Un des maillons clés de la présence militaire française en Afrique, puisqu’il s’agit du dernier point d’ancrage de la France au Sahel, le Tchad n’était pas considéré parmi les pays positionnés pour une rupture aussi brutale des relations sécuritaires avec Paris, a souligné Dr. Yamingué Betinbaye de l’université de N’Djamena. Il faut rappeler que sa présence militaire a permis d’établir des bases militaires et de renforcer les programmes de coopération en matière de sécurité, essentiels dans une moindre mesure pour améliorer les capacités militaires du pays face à des menaces croissantes.
C’est en vertu de ces accords dénoncés que la France a pu mener quatre grandes opérations militaires, aux bilans contrastés, avec le Tchad ou à partir de son territoire : l’Opération Manta (1983-1984) déclenchée en réponse à l’agression libyenne et aux troubles internes, l’Opération Épervier (1986-2014) ayant permis à la France d’établir une présence militaire permanente pour protéger le régime tchadien contre diverses menaces, l’Opération Serval en 2013 bien que principalement centrée sur le Mali, et enfin l’Opération Barkhane (lancée en 2014) en remplacement de Serval pour combattre auprès des gouvernements concernés les groupes qualifiés de jihadistes dans la région du Sahel.

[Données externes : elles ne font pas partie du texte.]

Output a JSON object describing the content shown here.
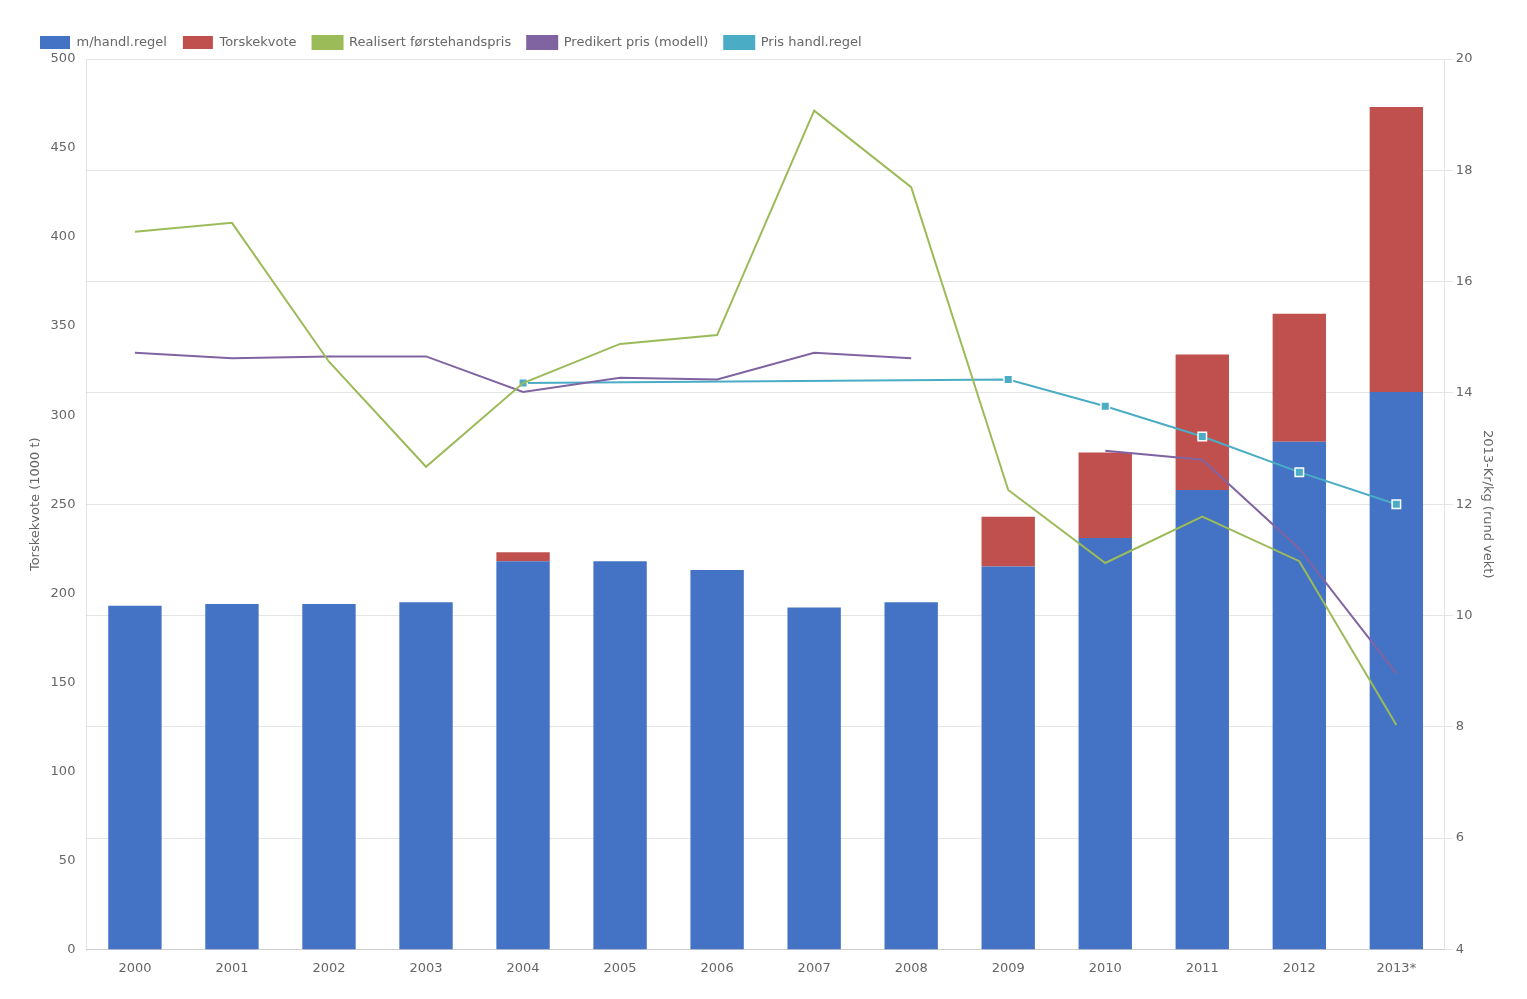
{
  "chart_data": {
    "type": "bar",
    "categories": [
      "2000",
      "2001",
      "2002",
      "2003",
      "2004",
      "2005",
      "2006",
      "2007",
      "2008",
      "2009",
      "2010",
      "2011",
      "2012",
      "2013*"
    ],
    "ylabel": "Torskekvote (1000 t)",
    "y2label": "2013-Kr/kg (rund vekt)",
    "ylim": [
      0,
      500
    ],
    "yticks": [
      0,
      50,
      100,
      150,
      200,
      250,
      300,
      350,
      400,
      450,
      500
    ],
    "y2lim": [
      4,
      20
    ],
    "y2ticks": [
      4,
      6,
      8,
      10,
      12,
      14,
      16,
      18,
      20
    ],
    "stacked": true,
    "grid": true,
    "legend": "upper left",
    "series": [
      {
        "name": "m/handl.regel",
        "type": "bar",
        "color": "#4472C4",
        "values": [
          193,
          194,
          194,
          195,
          218,
          218,
          213,
          192,
          195,
          215,
          231,
          258,
          285,
          313
        ]
      },
      {
        "name": "Torskekvote",
        "type": "bar",
        "color": "#C0504D",
        "values": [
          0,
          0,
          0,
          0,
          5,
          0,
          0,
          0,
          0,
          28,
          48,
          76,
          72,
          160
        ]
      },
      {
        "name": "Realisert førstehandspris",
        "type": "line",
        "color": "#9BBB59",
        "values": [
          403,
          408,
          330,
          271,
          318,
          340,
          345,
          471,
          428,
          258,
          217,
          243,
          218,
          126
        ]
      },
      {
        "name": "Predikert pris (modell)",
        "type": "line",
        "color": "#8064A2",
        "values": [
          335,
          332,
          333,
          333,
          313,
          321,
          320,
          335,
          332,
          null,
          280,
          275,
          225,
          155
        ]
      },
      {
        "name": "Pris handl.regel",
        "type": "line",
        "color": "#4BACC6",
        "marker": "square",
        "x": [
          "2004",
          "2009",
          "2010",
          "2011",
          "2012",
          "2013*"
        ],
        "values": [
          318,
          320,
          305,
          288,
          268,
          250
        ]
      }
    ]
  }
}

Dans son point de presse du 1er décembre 2024, le président Déby fils a déclaré qu’« au fil du temps, cet accord est devenu obsolète, complètement obsolète ». Car, a-t-il voulu justifier, « il ne correspondait plus, ni aux réalités sécuritaires, géopolitiques et stratégiques de notre temps, ni à nos attentes légitimes quant à la pleine expression de notre souveraineté. » Et de vouloir rassurer que « le Tchad n’est nullement dans une logique de remplacement d’une puissance par une autre, encore moins dans une approche de “changement de maître” ». Mais, pour certains observateurs, cette rupture, qui remet en question un pilier des relations franco-tchadiennes, soulève des inquiétudes concernant l’avenir des relations entre les deux pays. « C’est une page qui se tourne » pour l’ex-puissance coloniale « après des années de soutien militaire et alors que la France a sauvé à plusieurs reprises le pouvoir » du père du dirigeant tchadien, Idriss Déby, conclut Wolfram Lacher, du think tank allemand SWP.